Kecepatan oksidasi batubara berbanding terbalik dengan tingkat mutunya. Yang berkandungan zat terbang, jadi bermutu rendah berkecepatan oksidasi tinggi; sebaliknya yang berkandungan zat terbang rendah, jadi bermutu tinggi berkecepatan oksidasi rendah. Sampai sekarang memang belum didapatkan hubungan kuantitatif yang pasti antara tingkat mutu batubara dengan kecepatan oksidasi. Hal ini disebabkan oleh berbagai pengukuran dan penafsiran data.
Batubara berbitumen dalam keadaan baku sudah pernah diteliti hubungannya antara keteroksidasiannya (dinyatakan dengan “k”, konstanta kecepatan reaksi) dengan persentasi karbonnya. Banyaknya karbon ditentukan dengan analisa umur.

Tabel Hubungan antara keteroksidasian batubara dengan persentasi karbon

Keteroksidasian (k x 103)
Karbon (%)
80
33
18
13
7
80
82
84
86
88
(Sumber : Berita PPTM No. 9 Th. 3, Desember 1979)

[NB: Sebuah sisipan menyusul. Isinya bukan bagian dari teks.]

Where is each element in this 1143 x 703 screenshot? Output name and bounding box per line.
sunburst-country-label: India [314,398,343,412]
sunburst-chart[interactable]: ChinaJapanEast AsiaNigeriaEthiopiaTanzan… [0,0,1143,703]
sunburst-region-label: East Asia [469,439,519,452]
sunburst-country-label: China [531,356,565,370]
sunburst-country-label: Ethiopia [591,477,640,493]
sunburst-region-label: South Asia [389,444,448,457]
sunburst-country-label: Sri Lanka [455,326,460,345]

Hubungan antara keteroksidasian dan persentasi karbon pada batubara dengan tingkat mutu yang rendahdapat diperoleh dengan cara eksttrapolasi.
Kecepatan oksidasi bertambah dengan bertambahnya luas permukaan, atau dengan kata lain, dengan berkurangnya batubara batangan (lumps) atau  ukuran partikel. Orang juga belum menemukan hubungan yang pasti antara luas permukaan dengan kecepatan oksidasi. Ynag pernah diselidiki ialah hubungan antara menurunnya nilai kalor dan lamanya waktu pwnyimpanan. Menuurut Fuel Research Board untuk batubara dari Forest of Dean (Inggris) batubara berukuran anatara 5 - 7½ cm yang disimpan setahun, penurunan nilai  kalornya mencapai 0,11% dan angka itu naik lebih kecil lagi. Jadi yang luasnya makin besar angka penurunan itu juga membesar. Menurut penulis, partrikel batubara bergaris tengah 0,006 cm yang disimpan setahun menurun  nilai kalornya sebesar 1,8% dan 3,0% dalam dua tahun.
Oksidasi menimbulkan panas. Panas itu dapat berkurang karena adanya peranginan. Akibat panas yang timbul dengan pengurangan oleh perangin suhu masa, batubara pun naik. Apabila kenaikkan suhu tidak melebihi harga kritik, pembakaran dengan sendirinya tidak terjadi. Jika harga itu terlampaui, batubara terbakar dengan sendirinya. Harga kritik itu bervariasi dari sekitar 50o C untuk lignit, sampai sekitar 80o C untuk batubara bitumen.